Can Kobe Bryant and the Los Angeles Lakers Stay Healthy Enough to Contend?

Todd PheiferAnalyst IIIOctober 27, 2012

LOS ANGELES, CA - OCTOBER 21:  Dwight Howard #12 of the Los Angeles Lakers fights for rebounding postition against DeMarcus Cousins #15 of the Sacramento Kings at Staples Center on October 21, 2012 in Los Angeles, California.  The Kings won 99-92.   NOTE TO USER: User expressly acknowledges and agrees that, by downloading and or using this photograph, User is consenting to the terms and conditions of the Getty Images License Agreement.  (Photo by Stephen Dunn/Getty Images)
Stephen Dunn/Getty Images

The Los Angeles Lakers will need to overcome some challenges if they are going to contend for another title this season.

On paper, they have all the makings of their own super team. In reality, there are many things that can go wrong.

Many of the questions have already been posed: Can Dwight Howard find enough of a role in this offense to make him want to stay long term? Will Steve Nash be able to create a productive offensive flow? What role will Kobe Bryant play now that he has some new and potentially explosive weapons around him?

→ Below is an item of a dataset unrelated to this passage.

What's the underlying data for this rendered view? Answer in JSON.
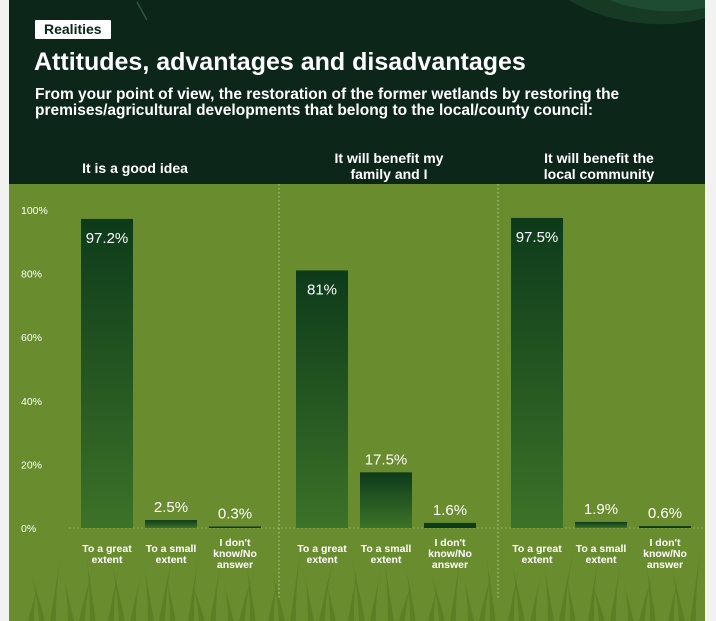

At this point, I think there is really only one key question: Can this team stay healthy for an entire season?

It does matter if this team can find their rhythm, but rhythm will not be effective if they cannot stay on the floor. With this squad, age and health could be ongoing issues.

Kobe Bryant. Steve Nash. Metta World Peace. Pau Gasol. Dwight Howard.

34. 38. 32. 32. 26. Those are not exactly their jersey numbers.

This is a veteran squad, to say the least. Everyone knows that this team is built to win right now, and two years from now the entire franchise might be completely rebuilt.

Kobe Bryant has a foot issue, and those knees have a lot of miles. Bryant is a warrior, but the body can only take so much. At some point in a star’s career, the will of a champion can no longer get it done.

Add in the fact that Dwight Howard is coming off back surgery, and you may have players rotating on and off the injured list all season. Howard’s back may be just fine, but if he has issues, Los Angeles could suddenly have a problem.

Bryant played 58 games last year in the shortened season. Nash played in 62, Metta in 64, Gasol in 65 and Howard in 54. From a durability standpoint, those are not bad numbers, but I suspect that there will not be any iron men in the starting five this year.

Granted, the Lakers do have more depth this year than they have had in past seasons. This will obviously help, but Los Angeles will need a healthy group of starters if they are going to contend with the likes of LeBron James and the Miami Heat.

Obviously, there is nothing to do at this point but see how things go. There may be some wisdom in Mike Brown managing the rotation in order to build in some rest throughout the season. However, the Lakers still need to gel, stay sharp and build momentum throughout the year.

A few missed games will not make a difference, but this team cannot afford to have their stars on the shelf for extended periods of time.

Never mind the 0-8 record in preseason. Watch the injury report. That report will tell you how far this team can go this season.